In the book, Rand outlines her philosophy of objectivism — in which individuals work in pursuit of rational self-interest — and can be seen as a reaction against both communism and forms of centralised political control. The enemies are alturism and collectivism — the virtue of doing things for other people and creating only as a larger social unit.
I first heard about Rand’s philosophies after watching All Watched Over by Machines of Loving Grace, a documentary by Adam Curtis, which was shown on BBC2 in 2011, and The Fountainhead has been on my reading list ever since.
I wasn’t expecting to agree with Rand’s point of view, but was keen to find out what elements of the story were so inspiring to many. I found that I agreed in some regards: that collectivism was stifling to creativity and that the celebration of the past successes is counter-productive to disruptive innovation. However, I did not agree that personal endeavours should never seek to help others and I do believe that there are times when one should look to past solutions to borrow from and build upon, rather than constantly seeking to re-invent the wheel.

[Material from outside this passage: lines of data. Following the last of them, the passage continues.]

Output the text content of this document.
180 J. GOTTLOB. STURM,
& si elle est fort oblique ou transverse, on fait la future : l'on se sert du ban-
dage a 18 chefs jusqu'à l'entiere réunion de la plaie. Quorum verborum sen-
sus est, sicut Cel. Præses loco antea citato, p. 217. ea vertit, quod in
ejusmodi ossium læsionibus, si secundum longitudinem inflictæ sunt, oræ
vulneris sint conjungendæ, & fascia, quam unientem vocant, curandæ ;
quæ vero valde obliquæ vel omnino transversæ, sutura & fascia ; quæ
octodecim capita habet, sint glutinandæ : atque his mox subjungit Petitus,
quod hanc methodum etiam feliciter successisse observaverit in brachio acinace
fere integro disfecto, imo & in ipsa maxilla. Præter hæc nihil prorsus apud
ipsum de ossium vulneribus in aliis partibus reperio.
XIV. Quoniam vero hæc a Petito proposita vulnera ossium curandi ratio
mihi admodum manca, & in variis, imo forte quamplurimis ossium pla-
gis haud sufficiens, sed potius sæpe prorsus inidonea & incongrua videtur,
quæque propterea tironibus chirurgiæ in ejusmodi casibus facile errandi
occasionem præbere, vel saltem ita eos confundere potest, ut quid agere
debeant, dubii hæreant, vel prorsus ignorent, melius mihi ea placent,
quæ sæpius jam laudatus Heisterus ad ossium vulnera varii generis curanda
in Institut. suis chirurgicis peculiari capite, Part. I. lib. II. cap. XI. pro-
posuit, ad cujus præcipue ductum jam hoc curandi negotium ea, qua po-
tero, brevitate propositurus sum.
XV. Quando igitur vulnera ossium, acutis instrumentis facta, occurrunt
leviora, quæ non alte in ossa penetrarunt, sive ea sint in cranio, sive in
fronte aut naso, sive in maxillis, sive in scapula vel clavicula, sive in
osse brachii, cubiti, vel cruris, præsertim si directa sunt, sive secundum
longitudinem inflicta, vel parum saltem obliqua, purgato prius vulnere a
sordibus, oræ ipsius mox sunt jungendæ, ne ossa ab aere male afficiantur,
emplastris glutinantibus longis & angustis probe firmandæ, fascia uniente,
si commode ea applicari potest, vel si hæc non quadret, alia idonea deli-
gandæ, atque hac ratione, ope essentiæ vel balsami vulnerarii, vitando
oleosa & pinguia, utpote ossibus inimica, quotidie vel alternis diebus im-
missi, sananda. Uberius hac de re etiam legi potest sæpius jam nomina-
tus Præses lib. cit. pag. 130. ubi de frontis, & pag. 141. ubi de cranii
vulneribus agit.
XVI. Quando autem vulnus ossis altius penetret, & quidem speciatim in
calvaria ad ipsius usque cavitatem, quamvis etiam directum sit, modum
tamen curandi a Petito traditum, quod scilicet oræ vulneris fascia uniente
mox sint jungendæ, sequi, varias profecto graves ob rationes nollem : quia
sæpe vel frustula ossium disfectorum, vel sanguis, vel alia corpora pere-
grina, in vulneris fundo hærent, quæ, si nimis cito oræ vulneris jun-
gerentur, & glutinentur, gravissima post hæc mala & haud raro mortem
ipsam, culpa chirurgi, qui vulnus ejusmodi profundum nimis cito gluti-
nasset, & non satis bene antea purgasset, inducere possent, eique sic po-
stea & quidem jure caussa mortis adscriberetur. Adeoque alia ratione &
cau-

Using the example of typography, I see collectivism as the adoption of Helvetica, objectism as the creation of a bespoke typeface. By using Helvetica, one is borrowing from a past successful creation; using something that is known to work well in a wide variety of situations; unlikely to offend. Creating something new relies on understanding the unique application and a degree of creativity in the individual. But it comes with a risk and requires time and money, which would not always be well spent in the majority of applications.
The following passage interested me:
“[…] Look at our so-called cultural endeavours. A lecturer who spouts some borrowed re-hash of nothing at all that means nothing at all to him—and the people who listen and don’t give a damn, but sit there in order to tell their friends, that they have attended a lecture by a famous name […]”

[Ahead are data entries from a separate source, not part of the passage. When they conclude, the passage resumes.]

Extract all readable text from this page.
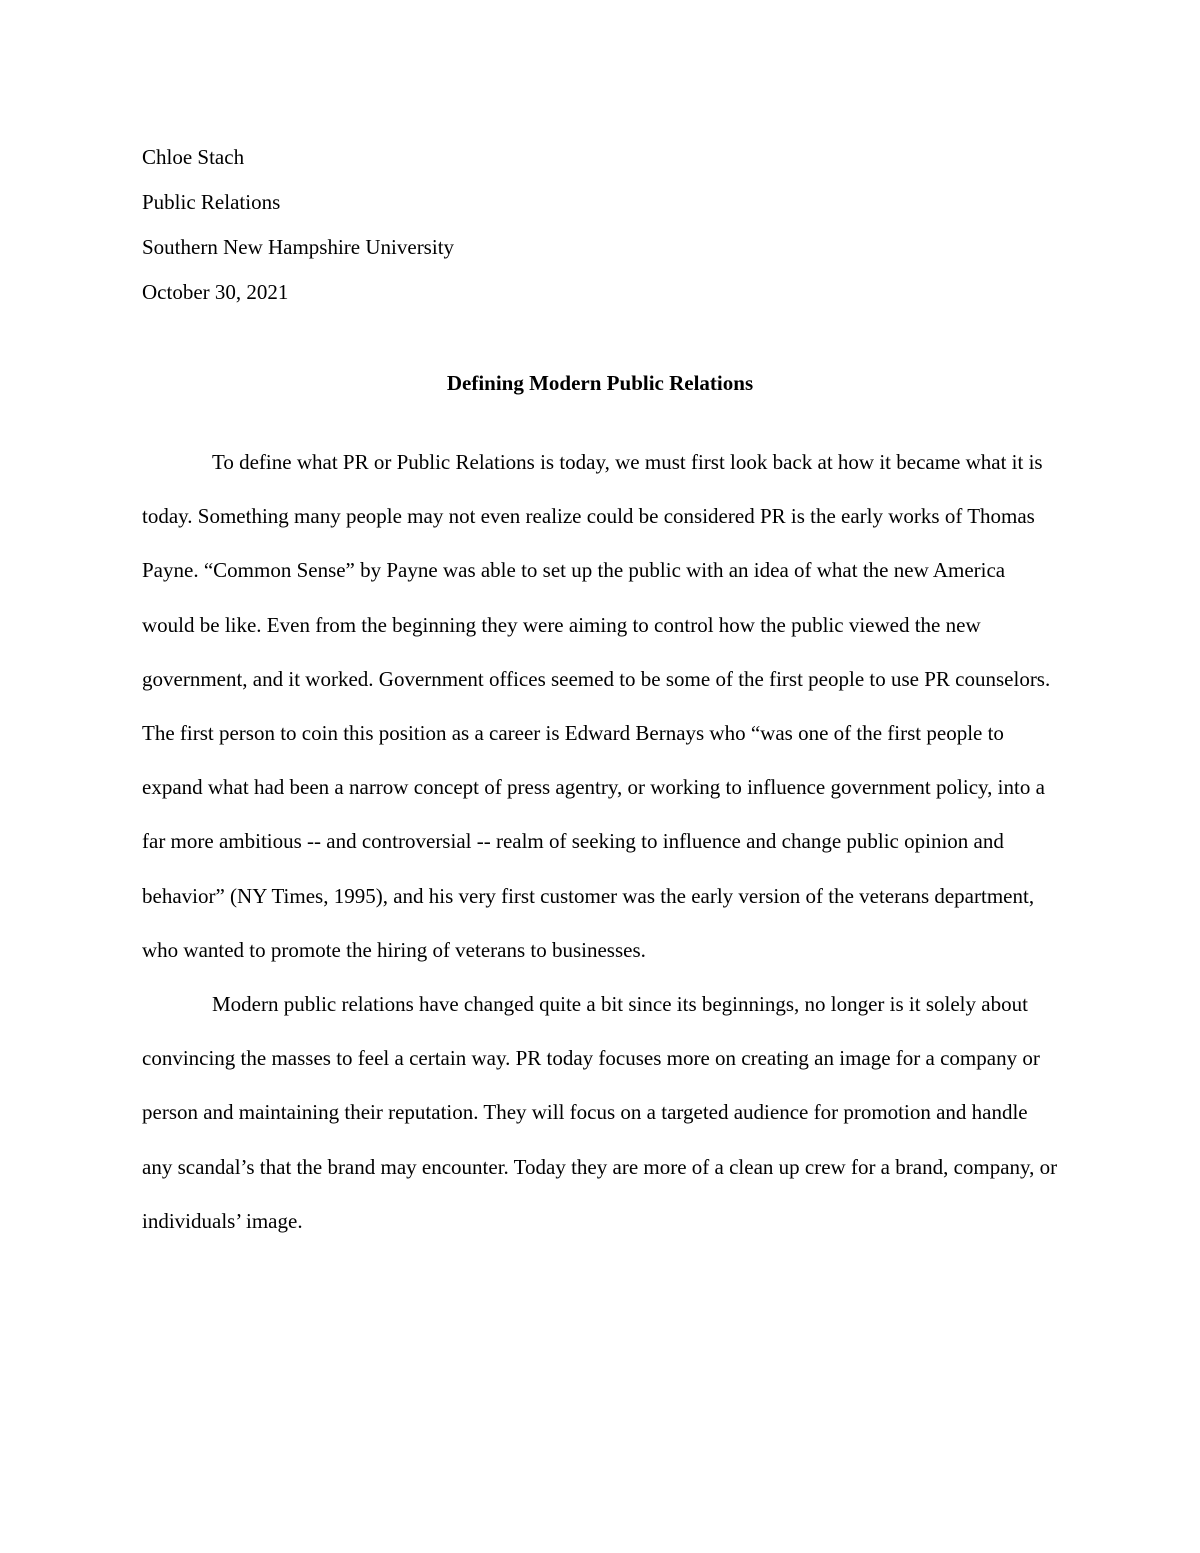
Chloe Stach
Public Relations
Southern New Hampshire University
October 30, 2021
Defining Modern Public Relations

To define what PR or Public Relations is today, we must first look back at how it became what it is today. Something many people may not even realize could be considered PR is the early works of Thomas Payne. “Common Sense” by Payne was able to set up the public with an idea of what the new America would be like. Even from the beginning they were aiming to control how the public viewed the new government, and it worked. Government offices seemed to be some of the first people to use PR counselors. The first person to coin this position as a career is Edward Bernays who “was one of the first people to expand what had been a narrow concept of press agentry, or working to influence government policy, into a far more ambitious -- and controversial -- realm of seeking to influence and change public opinion and behavior” (NY Times, 1995), and his very first customer was the early version of the veterans department, who wanted to promote the hiring of veterans to businesses.

Modern public relations have changed quite a bit since its beginnings, no longer is it solely about convincing the masses to feel a certain way. PR today focuses more on creating an image for a company or person and maintaining their reputation. They will focus on a targeted audience for promotion and handle any scandal’s that the brand may encounter. Today they are more of a clean up crew for a brand, company, or individuals’ image.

“[…] aren’t you making out a case against selfishness? Aren’t they all taking on a selfish motive—to be noticed, liked, admired?”

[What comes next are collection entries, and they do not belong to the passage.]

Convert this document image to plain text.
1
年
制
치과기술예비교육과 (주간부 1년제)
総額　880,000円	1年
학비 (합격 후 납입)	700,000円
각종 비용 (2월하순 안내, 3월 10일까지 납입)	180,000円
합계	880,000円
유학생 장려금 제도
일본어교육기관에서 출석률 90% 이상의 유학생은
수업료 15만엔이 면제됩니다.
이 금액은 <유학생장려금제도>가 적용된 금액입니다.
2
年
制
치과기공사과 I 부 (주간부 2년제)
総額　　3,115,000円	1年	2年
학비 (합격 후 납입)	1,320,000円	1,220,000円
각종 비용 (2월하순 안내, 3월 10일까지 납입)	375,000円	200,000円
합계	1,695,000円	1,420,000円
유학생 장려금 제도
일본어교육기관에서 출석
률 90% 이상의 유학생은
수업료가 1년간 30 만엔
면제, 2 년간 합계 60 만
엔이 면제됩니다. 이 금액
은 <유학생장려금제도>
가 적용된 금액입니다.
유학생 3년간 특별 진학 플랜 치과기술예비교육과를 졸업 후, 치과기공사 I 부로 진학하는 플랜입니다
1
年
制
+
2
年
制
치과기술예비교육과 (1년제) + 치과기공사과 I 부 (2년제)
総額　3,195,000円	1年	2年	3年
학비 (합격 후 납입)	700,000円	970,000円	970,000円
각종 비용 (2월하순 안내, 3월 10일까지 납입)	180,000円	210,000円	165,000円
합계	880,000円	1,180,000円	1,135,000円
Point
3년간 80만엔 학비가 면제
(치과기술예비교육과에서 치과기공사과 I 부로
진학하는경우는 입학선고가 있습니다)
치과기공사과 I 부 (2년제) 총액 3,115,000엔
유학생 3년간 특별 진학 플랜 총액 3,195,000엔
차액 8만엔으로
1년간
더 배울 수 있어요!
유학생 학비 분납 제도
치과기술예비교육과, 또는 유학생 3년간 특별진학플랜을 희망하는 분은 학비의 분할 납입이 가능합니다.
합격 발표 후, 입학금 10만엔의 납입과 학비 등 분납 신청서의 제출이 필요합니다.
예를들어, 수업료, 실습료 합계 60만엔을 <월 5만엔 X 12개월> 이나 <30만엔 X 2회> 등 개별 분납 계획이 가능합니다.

“—by others. At the price of their own self-respect […] they place others above self, in the exact manner which alturism demands. A truly selfish man cannot be affected by the approval of others. He doesn’t need it.”
Rand argues that our desire to be admired is not driven by selfish desires, but by our succumbing to the idea that we need to contribute to others’ lives. She also argues that the idea of alturism is used by those in power to control the proletariat by encouraging them to give up their free will in the hope of contributing to a humanitarian cause.
The documentary All Watched Over by Machines of Loving Grace refers to Carmen Hermosillo, who wrote an essay: Pandora’s Vox On Community in Cyberspace. In which, she suggests that the Internet, rather than providing a tool for democratisation, commoditises the user’s output, transferring power and information to controlling companies.
Both of the above make me think that when we use Facebook, Instagram and the like, we are not creating content for ourselves, but seeking the approval of others, and in doing so providing a commodity to these corporations to be sold back to us in the form of entertainment. Rand would have us seek to create something truly original, and to sell it ourselves as entrepreneurs. Whilst I don’t necessarily agree that everyone needs to become an entrepreneur, it is worth considering the increasing time we seem to spend recording and projecting our lives, and whether we, as individuals, benefit from it.